Of all of the myths that abound when it comes to nutrition, the assumptions that surround protein consumption and kidney damage seem to be the one everyone talks about most often. How did it start? From the research, I did this particular myth started from research on patients with kidney disease. And why is that?
People with kidney disease have difficulty of filtrating protein, and that’s why in some cases they are on a low-protein diet. So, the conclusion was made that because patients with kidney disease could not filtrate protein, then it must be that too much protein must be hard on the kidneys. Awesome right?
In reality, studies have been done on higher protein intakes, and the result is that higher protein intake is completely safe. In the short-term, the body adapts to the higher protein intakes which changes some markers of kidney function.
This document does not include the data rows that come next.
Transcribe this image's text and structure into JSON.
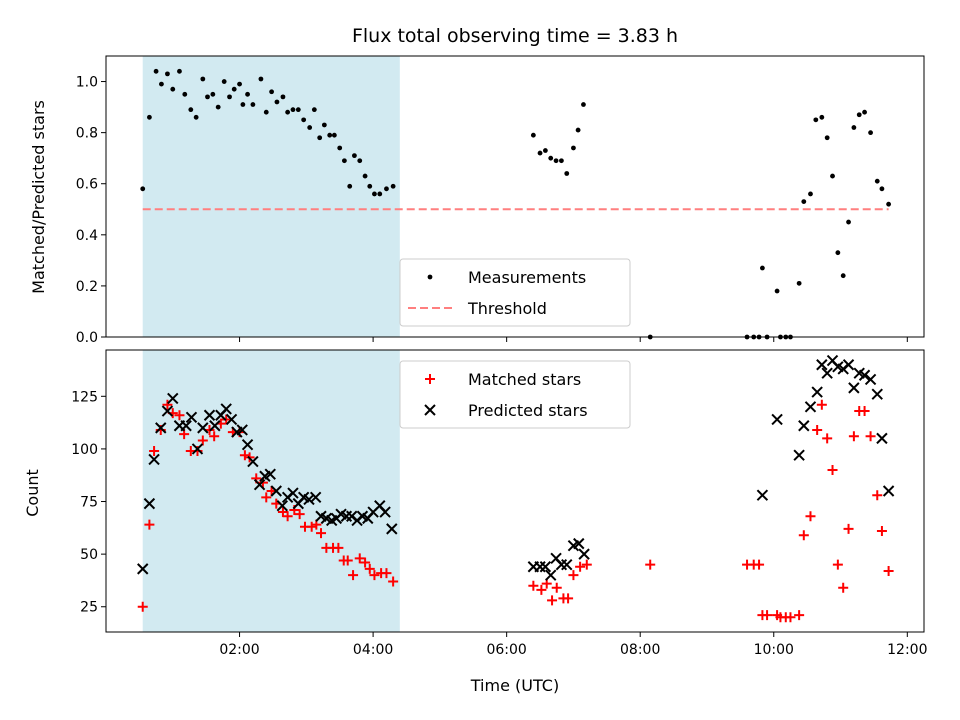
{
  "chart_data": [
    {
      "type": "scatter",
      "title": "Flux total observing time = 3.83 h",
      "ylabel": "Matched/Predicted stars",
      "xlabel": "",
      "xlim": [
        0.0,
        12.25
      ],
      "ylim": [
        0.0,
        1.1
      ],
      "x_ticks": [
        2,
        4,
        6,
        8,
        10,
        12
      ],
      "y_ticks": [
        0.0,
        0.2,
        0.4,
        0.6,
        0.8,
        1.0
      ],
      "y_tick_labels": [
        "0.0",
        "0.2",
        "0.4",
        "0.6",
        "0.8",
        "1.0"
      ],
      "shaded_span": [
        0.55,
        4.4
      ],
      "shade_color": "#add8e6",
      "legend_position": "lower center",
      "series": [
        {
          "name": "Measurements",
          "marker": "dot",
          "color": "#000000",
          "points": [
            [
              0.55,
              0.58
            ],
            [
              0.65,
              0.86
            ],
            [
              0.75,
              1.04
            ],
            [
              0.83,
              0.99
            ],
            [
              0.92,
              1.03
            ],
            [
              1.0,
              0.97
            ],
            [
              1.1,
              1.04
            ],
            [
              1.18,
              0.95
            ],
            [
              1.27,
              0.89
            ],
            [
              1.35,
              0.86
            ],
            [
              1.45,
              1.01
            ],
            [
              1.52,
              0.94
            ],
            [
              1.6,
              0.95
            ],
            [
              1.68,
              0.9
            ],
            [
              1.77,
              1.0
            ],
            [
              1.85,
              0.94
            ],
            [
              1.92,
              0.97
            ],
            [
              2.0,
              0.99
            ],
            [
              2.05,
              0.91
            ],
            [
              2.12,
              0.95
            ],
            [
              2.2,
              0.91
            ],
            [
              2.32,
              1.01
            ],
            [
              2.4,
              0.88
            ],
            [
              2.48,
              0.96
            ],
            [
              2.56,
              0.92
            ],
            [
              2.65,
              0.94
            ],
            [
              2.72,
              0.88
            ],
            [
              2.8,
              0.89
            ],
            [
              2.88,
              0.89
            ],
            [
              2.96,
              0.85
            ],
            [
              3.05,
              0.82
            ],
            [
              3.12,
              0.89
            ],
            [
              3.2,
              0.78
            ],
            [
              3.27,
              0.83
            ],
            [
              3.35,
              0.79
            ],
            [
              3.42,
              0.79
            ],
            [
              3.5,
              0.74
            ],
            [
              3.57,
              0.69
            ],
            [
              3.65,
              0.59
            ],
            [
              3.72,
              0.71
            ],
            [
              3.8,
              0.69
            ],
            [
              3.88,
              0.63
            ],
            [
              3.95,
              0.59
            ],
            [
              4.02,
              0.56
            ],
            [
              4.1,
              0.56
            ],
            [
              4.2,
              0.58
            ],
            [
              4.3,
              0.59
            ],
            [
              6.4,
              0.79
            ],
            [
              6.5,
              0.72
            ],
            [
              6.58,
              0.73
            ],
            [
              6.66,
              0.7
            ],
            [
              6.74,
              0.69
            ],
            [
              6.82,
              0.69
            ],
            [
              6.9,
              0.64
            ],
            [
              7.0,
              0.74
            ],
            [
              7.07,
              0.81
            ],
            [
              7.15,
              0.91
            ],
            [
              8.15,
              0.0
            ],
            [
              9.6,
              0.0
            ],
            [
              9.7,
              0.0
            ],
            [
              9.78,
              0.0
            ],
            [
              9.83,
              0.27
            ],
            [
              9.9,
              0.0
            ],
            [
              10.05,
              0.18
            ],
            [
              10.1,
              0.0
            ],
            [
              10.18,
              0.0
            ],
            [
              10.25,
              0.0
            ],
            [
              10.38,
              0.21
            ],
            [
              10.45,
              0.53
            ],
            [
              10.55,
              0.56
            ],
            [
              10.63,
              0.85
            ],
            [
              10.72,
              0.86
            ],
            [
              10.8,
              0.78
            ],
            [
              10.88,
              0.63
            ],
            [
              10.96,
              0.33
            ],
            [
              11.04,
              0.24
            ],
            [
              11.12,
              0.45
            ],
            [
              11.2,
              0.82
            ],
            [
              11.28,
              0.87
            ],
            [
              11.36,
              0.88
            ],
            [
              11.45,
              0.8
            ],
            [
              11.55,
              0.61
            ],
            [
              11.62,
              0.58
            ],
            [
              11.72,
              0.52
            ]
          ]
        },
        {
          "name": "Threshold",
          "marker": "dashed-line",
          "color": "#ff7f7f",
          "points": [
            [
              0.55,
              0.5
            ],
            [
              11.72,
              0.5
            ]
          ]
        }
      ]
    },
    {
      "type": "scatter",
      "title": "",
      "xlabel": "Time (UTC)",
      "ylabel": "Count",
      "xlim": [
        0.0,
        12.25
      ],
      "ylim": [
        13.0,
        147.0
      ],
      "x_ticks": [
        2,
        4,
        6,
        8,
        10,
        12
      ],
      "x_tick_labels": [
        "02:00",
        "04:00",
        "06:00",
        "08:00",
        "10:00",
        "12:00"
      ],
      "y_ticks": [
        25,
        50,
        75,
        100,
        125
      ],
      "y_tick_labels": [
        "25",
        "50",
        "75",
        "100",
        "125"
      ],
      "shaded_span": [
        0.55,
        4.4
      ],
      "shade_color": "#add8e6",
      "legend_position": "upper center",
      "series": [
        {
          "name": "Matched stars",
          "marker": "plus",
          "color": "#ff0000",
          "points": [
            [
              0.55,
              25
            ],
            [
              0.65,
              64
            ],
            [
              0.72,
              99
            ],
            [
              0.82,
              109
            ],
            [
              0.92,
              121
            ],
            [
              1.0,
              117
            ],
            [
              1.1,
              116
            ],
            [
              1.17,
              107
            ],
            [
              1.27,
              99
            ],
            [
              1.37,
              99
            ],
            [
              1.45,
              104
            ],
            [
              1.55,
              109
            ],
            [
              1.62,
              106
            ],
            [
              1.72,
              112
            ],
            [
              1.8,
              114
            ],
            [
              1.9,
              108
            ],
            [
              2.0,
              108
            ],
            [
              2.08,
              97
            ],
            [
              2.15,
              96
            ],
            [
              2.25,
              86
            ],
            [
              2.35,
              84
            ],
            [
              2.4,
              77
            ],
            [
              2.48,
              80
            ],
            [
              2.55,
              74
            ],
            [
              2.65,
              70
            ],
            [
              2.72,
              68
            ],
            [
              2.82,
              71
            ],
            [
              2.9,
              69
            ],
            [
              2.98,
              63
            ],
            [
              3.08,
              63
            ],
            [
              3.15,
              64
            ],
            [
              3.22,
              60
            ],
            [
              3.3,
              53
            ],
            [
              3.4,
              53
            ],
            [
              3.48,
              53
            ],
            [
              3.56,
              47
            ],
            [
              3.62,
              47
            ],
            [
              3.7,
              40
            ],
            [
              3.8,
              48
            ],
            [
              3.88,
              46
            ],
            [
              3.95,
              43
            ],
            [
              4.02,
              40
            ],
            [
              4.12,
              41
            ],
            [
              4.2,
              41
            ],
            [
              4.3,
              37
            ],
            [
              6.4,
              35
            ],
            [
              6.52,
              33
            ],
            [
              6.6,
              36
            ],
            [
              6.68,
              28
            ],
            [
              6.75,
              34
            ],
            [
              6.85,
              29
            ],
            [
              6.92,
              29
            ],
            [
              7.0,
              40
            ],
            [
              7.1,
              44
            ],
            [
              7.2,
              45
            ],
            [
              8.15,
              45
            ],
            [
              9.6,
              45
            ],
            [
              9.7,
              45
            ],
            [
              9.78,
              45
            ],
            [
              9.83,
              21
            ],
            [
              9.9,
              21
            ],
            [
              10.05,
              21
            ],
            [
              10.1,
              20
            ],
            [
              10.18,
              20
            ],
            [
              10.25,
              20
            ],
            [
              10.38,
              21
            ],
            [
              10.45,
              59
            ],
            [
              10.55,
              68
            ],
            [
              10.65,
              109
            ],
            [
              10.72,
              121
            ],
            [
              10.8,
              105
            ],
            [
              10.88,
              90
            ],
            [
              10.96,
              45
            ],
            [
              11.04,
              34
            ],
            [
              11.12,
              62
            ],
            [
              11.2,
              106
            ],
            [
              11.28,
              118
            ],
            [
              11.36,
              118
            ],
            [
              11.45,
              106
            ],
            [
              11.55,
              78
            ],
            [
              11.62,
              61
            ],
            [
              11.72,
              42
            ]
          ]
        },
        {
          "name": "Predicted stars",
          "marker": "x",
          "color": "#000000",
          "points": [
            [
              0.55,
              43
            ],
            [
              0.65,
              74
            ],
            [
              0.72,
              95
            ],
            [
              0.82,
              110
            ],
            [
              0.92,
              118
            ],
            [
              1.0,
              124
            ],
            [
              1.1,
              111
            ],
            [
              1.2,
              111
            ],
            [
              1.28,
              115
            ],
            [
              1.37,
              100
            ],
            [
              1.45,
              110
            ],
            [
              1.55,
              116
            ],
            [
              1.63,
              111
            ],
            [
              1.72,
              116
            ],
            [
              1.8,
              119
            ],
            [
              1.88,
              114
            ],
            [
              1.96,
              108
            ],
            [
              2.04,
              109
            ],
            [
              2.12,
              102
            ],
            [
              2.2,
              94
            ],
            [
              2.3,
              83
            ],
            [
              2.38,
              87
            ],
            [
              2.46,
              88
            ],
            [
              2.55,
              80
            ],
            [
              2.64,
              73
            ],
            [
              2.72,
              77
            ],
            [
              2.8,
              79
            ],
            [
              2.88,
              74
            ],
            [
              2.96,
              77
            ],
            [
              3.04,
              76
            ],
            [
              3.14,
              77
            ],
            [
              3.22,
              68
            ],
            [
              3.3,
              67
            ],
            [
              3.38,
              66
            ],
            [
              3.45,
              67
            ],
            [
              3.52,
              69
            ],
            [
              3.6,
              68
            ],
            [
              3.68,
              68
            ],
            [
              3.76,
              66
            ],
            [
              3.84,
              68
            ],
            [
              3.92,
              67
            ],
            [
              4.0,
              70
            ],
            [
              4.1,
              73
            ],
            [
              4.18,
              70
            ],
            [
              4.28,
              62
            ],
            [
              6.4,
              44
            ],
            [
              6.5,
              44
            ],
            [
              6.58,
              44
            ],
            [
              6.66,
              40
            ],
            [
              6.74,
              48
            ],
            [
              6.82,
              45
            ],
            [
              6.9,
              45
            ],
            [
              7.0,
              54
            ],
            [
              7.08,
              55
            ],
            [
              7.16,
              50
            ],
            [
              9.83,
              78
            ],
            [
              10.05,
              114
            ],
            [
              10.38,
              97
            ],
            [
              10.45,
              111
            ],
            [
              10.55,
              120
            ],
            [
              10.65,
              127
            ],
            [
              10.72,
              140
            ],
            [
              10.8,
              136
            ],
            [
              10.88,
              142
            ],
            [
              10.96,
              139
            ],
            [
              11.04,
              138
            ],
            [
              11.12,
              140
            ],
            [
              11.2,
              129
            ],
            [
              11.28,
              136
            ],
            [
              11.36,
              135
            ],
            [
              11.45,
              133
            ],
            [
              11.55,
              126
            ],
            [
              11.62,
              105
            ],
            [
              11.72,
              80
            ]
          ]
        }
      ]
    }
  ]
}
This is part of the adaptation process to the additional protein. However, long-term consumption of higher amounts of protein do not have a negative impact on kidney function.1,2,3,4,5
When I talk about Dr. Jose Antonio’s latest study,2 even with the amount of protein consumed, the author states: “There were no changes in any of the variables regarding blood lipids and a comprehensive metabolic panel.
We examined the two individuals with the highest recorded protein intakes (4.66 and 6.59 g/kg/day) and found no deleterious effects on renal function in either individual.”
We know from previous studies that high in protein diets cause hyperfiltration and we should expect an initial increase in glomerular filtration (GFR). Glomerular what? The glomerular rate is the best test to measure your level of kidney function and determine your stage of kidney disease.
But as a study5 concludes, “A healthy diet rich in protein increased eGFR (Estimated glomerular filtration is a test that is used to assess how well your kidneys are working. The test estimates the volume of blood that is filtered by your kidneys over a given period of time.
The test is called ‘estimated’ because the glomeruli are the tiny filters in the kidneys. If these filters do not do their job properly then the kidney is said to have reduced or impaired kidney function). Whether long-term consumption of a high-protein diet leads to kidney disease is uncertain.”
The claim that protein intake leads to kidney stones or kidney failure is not supported by the facts.
1. Antonio, J., Ellerbroek, A., Silver, T., Orris, S., Scheiner, M., Gonzalez, A. and Peacock, C. A., 2015. A high protein diet (3.4 g/kg/d) combined with a heavy resistance training program improves body composition in healthy trained men and women – a follow-up investigation. Journal of the International Society of Sports Nutrition, 12 (1).
2. Antonio, J., Ellerbroek, A., Silver, T., Vargas, L. and Peacock, C., 2016. The effects of a high protein diet on indices of health and body composition – a crossover trial in resistance-trained men. Journal of the International Society of Sports Nutrition, 13 (1).
3. Li, Z., Treyzon, L., Chen, S., Yan, E., Thames, G. and Carpenter, C. L., 2010. Protein-enriched meal replacements do not adversely affect liver, kidney or bone density: An outpatient randomized controlled trial. Nutrition Journal, 9 (1), 72.
4. Friedman, A. N., Ogden, L. G., Foster, G. D., Klein, S., Stein, R., Miller, B., Hill, J. O., Brill, C., Bailer, B., Rosenbaum, D. R. and Wyatt, H. R., 2012. Comparative effects of low-carbohydrate high-protein versus low-fat diets on the kidney. Clinical Journal of the American Society of Nephrology, 7 (7), 1103–1111.
5. Juraschek, S. P., Appel, L. J., Anderson, C. A. M. and Miller, E. R., 2013. Effect of a high-protein diet on kidney function in healthy adults: Results from the OmniHeart trial. American Journal of Kidney Diseases, 61 (4), 547–554.